Nur der Eröffnungsvortrag war einem Historiker anvertraut, dem Salzburger Universitätsrektor Professor Hans Wagner. Er gab Hinweise auf das „Josephinische Wien zur Mozart-Zeit“, schilderte ein politisches Streben, das gekennzeichnet war von der Reform des Ständewesens, dem Privilegienabbau, offizieller Sparsamkeit und dem Streben nach sozialer Gerechtigkeit, kurz: einer Anwendung aufklärerischer Grundsätze in der Staatstheorie. Das alles habe auch zu einer Beschränkung des Musiklebens geführt; Mozart hingegen habe — obwohl grundsäztlich Befürworter der Reformen — noch das Theresianische Wien vor Augen gehabt.

Das Thema „Mozart und die Aufklärung“ harrt, meine ich, noch der zusammenfassenden Bearbeitung, denn in seinem Denken und Schaffen gibt es aufklärerische und sogar Voltairesche Züge. Voltaire sah — darauf wies Walther Dürr, Tübingen, hin — in Metastasios „La clemenza di Tito“ „eines der wichtigsten Werke der Aufklärung“, und Mozart hat, in „Zauberflöten“-Nähe, den diesbezüglichen Charakter des Titus auch musikalisch hervorgehoben.
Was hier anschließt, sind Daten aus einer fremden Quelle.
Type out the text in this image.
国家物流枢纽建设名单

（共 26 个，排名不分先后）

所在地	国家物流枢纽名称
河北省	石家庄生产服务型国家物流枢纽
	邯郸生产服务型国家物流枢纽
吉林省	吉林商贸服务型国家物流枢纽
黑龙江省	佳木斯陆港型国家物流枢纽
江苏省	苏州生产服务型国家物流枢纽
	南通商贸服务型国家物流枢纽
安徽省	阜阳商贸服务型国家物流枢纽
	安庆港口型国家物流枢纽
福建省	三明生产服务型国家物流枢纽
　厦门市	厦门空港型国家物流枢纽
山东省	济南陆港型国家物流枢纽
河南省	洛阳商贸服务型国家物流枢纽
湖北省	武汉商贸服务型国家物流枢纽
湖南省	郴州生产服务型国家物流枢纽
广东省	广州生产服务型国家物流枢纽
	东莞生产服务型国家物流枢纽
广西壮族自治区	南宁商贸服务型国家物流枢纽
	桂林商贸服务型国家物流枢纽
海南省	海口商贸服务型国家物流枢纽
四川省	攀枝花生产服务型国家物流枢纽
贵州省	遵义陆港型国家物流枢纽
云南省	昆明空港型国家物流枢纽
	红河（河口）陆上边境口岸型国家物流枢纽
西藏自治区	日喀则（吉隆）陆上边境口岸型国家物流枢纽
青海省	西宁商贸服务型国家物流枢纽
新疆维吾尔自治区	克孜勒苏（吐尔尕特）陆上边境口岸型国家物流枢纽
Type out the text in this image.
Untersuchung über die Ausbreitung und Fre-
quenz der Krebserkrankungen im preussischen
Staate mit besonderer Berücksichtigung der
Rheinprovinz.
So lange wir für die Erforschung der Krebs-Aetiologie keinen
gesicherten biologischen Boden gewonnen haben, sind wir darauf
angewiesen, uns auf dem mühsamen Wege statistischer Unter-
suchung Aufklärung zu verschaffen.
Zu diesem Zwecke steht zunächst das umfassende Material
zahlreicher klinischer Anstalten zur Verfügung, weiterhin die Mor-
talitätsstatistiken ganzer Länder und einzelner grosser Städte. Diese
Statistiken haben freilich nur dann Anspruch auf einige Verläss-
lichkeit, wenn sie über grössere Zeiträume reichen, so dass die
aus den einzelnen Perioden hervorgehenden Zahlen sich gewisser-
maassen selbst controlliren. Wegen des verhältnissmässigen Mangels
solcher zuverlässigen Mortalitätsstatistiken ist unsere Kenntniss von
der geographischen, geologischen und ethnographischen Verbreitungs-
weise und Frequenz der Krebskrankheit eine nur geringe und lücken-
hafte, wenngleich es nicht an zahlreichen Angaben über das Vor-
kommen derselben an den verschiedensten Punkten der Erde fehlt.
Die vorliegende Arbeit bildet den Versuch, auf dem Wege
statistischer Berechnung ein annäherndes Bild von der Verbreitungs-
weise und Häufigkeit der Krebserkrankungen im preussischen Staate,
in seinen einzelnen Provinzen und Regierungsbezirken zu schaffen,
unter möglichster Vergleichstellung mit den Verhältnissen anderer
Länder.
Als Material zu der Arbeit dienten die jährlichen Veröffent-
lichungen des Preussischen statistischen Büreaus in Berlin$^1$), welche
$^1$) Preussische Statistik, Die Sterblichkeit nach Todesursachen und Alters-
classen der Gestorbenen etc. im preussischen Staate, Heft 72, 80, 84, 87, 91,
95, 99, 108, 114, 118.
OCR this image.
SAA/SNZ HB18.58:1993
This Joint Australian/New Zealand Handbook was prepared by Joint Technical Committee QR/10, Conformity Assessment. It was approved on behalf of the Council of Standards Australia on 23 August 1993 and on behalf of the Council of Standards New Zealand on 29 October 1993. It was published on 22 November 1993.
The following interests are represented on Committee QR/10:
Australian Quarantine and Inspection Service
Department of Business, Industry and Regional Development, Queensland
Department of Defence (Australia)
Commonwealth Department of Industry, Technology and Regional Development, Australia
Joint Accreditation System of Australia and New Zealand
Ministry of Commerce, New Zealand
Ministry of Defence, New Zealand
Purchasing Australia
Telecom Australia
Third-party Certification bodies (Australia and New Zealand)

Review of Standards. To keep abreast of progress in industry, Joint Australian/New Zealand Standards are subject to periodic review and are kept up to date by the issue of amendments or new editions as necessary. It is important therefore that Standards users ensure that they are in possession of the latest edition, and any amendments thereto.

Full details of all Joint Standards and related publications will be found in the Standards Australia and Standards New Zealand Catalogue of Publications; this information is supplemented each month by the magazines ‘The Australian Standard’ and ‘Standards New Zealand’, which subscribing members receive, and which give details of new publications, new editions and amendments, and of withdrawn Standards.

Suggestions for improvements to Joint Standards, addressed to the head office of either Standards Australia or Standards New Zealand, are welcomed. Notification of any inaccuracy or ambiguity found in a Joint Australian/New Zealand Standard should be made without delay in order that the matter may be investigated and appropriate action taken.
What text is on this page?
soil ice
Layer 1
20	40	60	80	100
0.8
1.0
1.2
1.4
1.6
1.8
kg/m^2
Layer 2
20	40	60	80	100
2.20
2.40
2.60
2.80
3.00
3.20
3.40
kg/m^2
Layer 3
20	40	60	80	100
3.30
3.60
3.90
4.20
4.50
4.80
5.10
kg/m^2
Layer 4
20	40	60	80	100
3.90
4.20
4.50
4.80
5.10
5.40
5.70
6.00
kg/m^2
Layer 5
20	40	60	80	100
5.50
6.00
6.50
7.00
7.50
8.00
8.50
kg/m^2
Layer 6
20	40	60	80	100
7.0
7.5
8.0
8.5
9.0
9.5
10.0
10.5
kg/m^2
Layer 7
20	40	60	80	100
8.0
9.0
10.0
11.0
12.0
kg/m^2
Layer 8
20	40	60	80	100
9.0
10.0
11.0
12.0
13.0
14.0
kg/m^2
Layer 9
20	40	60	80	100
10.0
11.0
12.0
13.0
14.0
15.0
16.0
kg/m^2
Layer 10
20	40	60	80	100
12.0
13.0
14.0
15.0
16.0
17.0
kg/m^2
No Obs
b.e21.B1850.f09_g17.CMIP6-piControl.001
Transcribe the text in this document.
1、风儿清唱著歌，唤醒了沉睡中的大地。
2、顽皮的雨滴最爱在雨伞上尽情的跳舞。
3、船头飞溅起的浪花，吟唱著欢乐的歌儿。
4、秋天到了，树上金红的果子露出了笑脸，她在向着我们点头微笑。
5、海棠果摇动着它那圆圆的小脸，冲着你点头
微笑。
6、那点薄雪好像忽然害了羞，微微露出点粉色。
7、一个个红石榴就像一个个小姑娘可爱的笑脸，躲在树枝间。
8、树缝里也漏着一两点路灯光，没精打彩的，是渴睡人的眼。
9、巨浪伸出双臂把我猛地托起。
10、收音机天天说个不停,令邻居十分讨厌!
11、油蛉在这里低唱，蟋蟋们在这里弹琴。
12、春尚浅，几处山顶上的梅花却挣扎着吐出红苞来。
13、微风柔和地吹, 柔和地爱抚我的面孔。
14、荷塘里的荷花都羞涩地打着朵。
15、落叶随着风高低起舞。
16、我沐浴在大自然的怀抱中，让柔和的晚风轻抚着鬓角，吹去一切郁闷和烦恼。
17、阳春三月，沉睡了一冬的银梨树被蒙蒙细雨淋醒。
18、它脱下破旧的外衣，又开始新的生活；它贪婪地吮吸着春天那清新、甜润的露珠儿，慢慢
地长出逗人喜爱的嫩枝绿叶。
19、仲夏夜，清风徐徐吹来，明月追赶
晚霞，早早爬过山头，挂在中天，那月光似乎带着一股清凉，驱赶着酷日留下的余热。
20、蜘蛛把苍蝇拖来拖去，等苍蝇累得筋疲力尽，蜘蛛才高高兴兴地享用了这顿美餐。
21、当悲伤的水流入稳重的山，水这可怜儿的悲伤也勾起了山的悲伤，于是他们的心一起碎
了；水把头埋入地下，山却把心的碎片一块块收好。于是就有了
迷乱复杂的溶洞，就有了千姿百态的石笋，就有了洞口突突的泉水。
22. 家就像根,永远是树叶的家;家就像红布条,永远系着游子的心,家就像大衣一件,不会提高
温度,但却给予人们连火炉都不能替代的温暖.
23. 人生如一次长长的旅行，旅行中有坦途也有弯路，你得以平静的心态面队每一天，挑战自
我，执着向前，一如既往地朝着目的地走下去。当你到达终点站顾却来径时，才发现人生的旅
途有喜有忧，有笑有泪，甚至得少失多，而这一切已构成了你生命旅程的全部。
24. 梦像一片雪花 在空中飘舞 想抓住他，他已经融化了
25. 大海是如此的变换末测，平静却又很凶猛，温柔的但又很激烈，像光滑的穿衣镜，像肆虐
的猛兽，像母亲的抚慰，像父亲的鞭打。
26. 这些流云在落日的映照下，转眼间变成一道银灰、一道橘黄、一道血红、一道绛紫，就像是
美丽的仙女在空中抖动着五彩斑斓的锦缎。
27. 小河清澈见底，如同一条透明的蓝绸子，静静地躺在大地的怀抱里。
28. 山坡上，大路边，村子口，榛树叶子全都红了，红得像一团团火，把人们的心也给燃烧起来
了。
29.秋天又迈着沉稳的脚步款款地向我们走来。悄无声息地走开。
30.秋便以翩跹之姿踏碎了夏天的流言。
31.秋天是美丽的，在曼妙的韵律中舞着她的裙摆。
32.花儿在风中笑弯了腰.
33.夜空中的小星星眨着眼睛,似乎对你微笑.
Die Form, das Formganze — ich

folge jetzt Gudrun Henneberg, Mainz — spielte eine zentrale Rolle in der Musiktheorie der Mozart-Zeit; der Formbegriff bestimme „das musikalische Werk in seinen wesentlichen Zügen ..., ohne mit ihm identisch zu sein“. Dieser Formbegriff geht zurück auf den im 18. Jahrhundert unangefochtenen „Werk“-Begriff, und das „Werk“ mit seinem Absolutheitsanspruch wurzelt in einer Autonomie-Ästhetik, die geradlinig — das war einem Vortrag von Walter Pass, Wien, über „Mozart und van Swieten“ zu entnehmen — aus dem Denken der Aufklärer hervorging.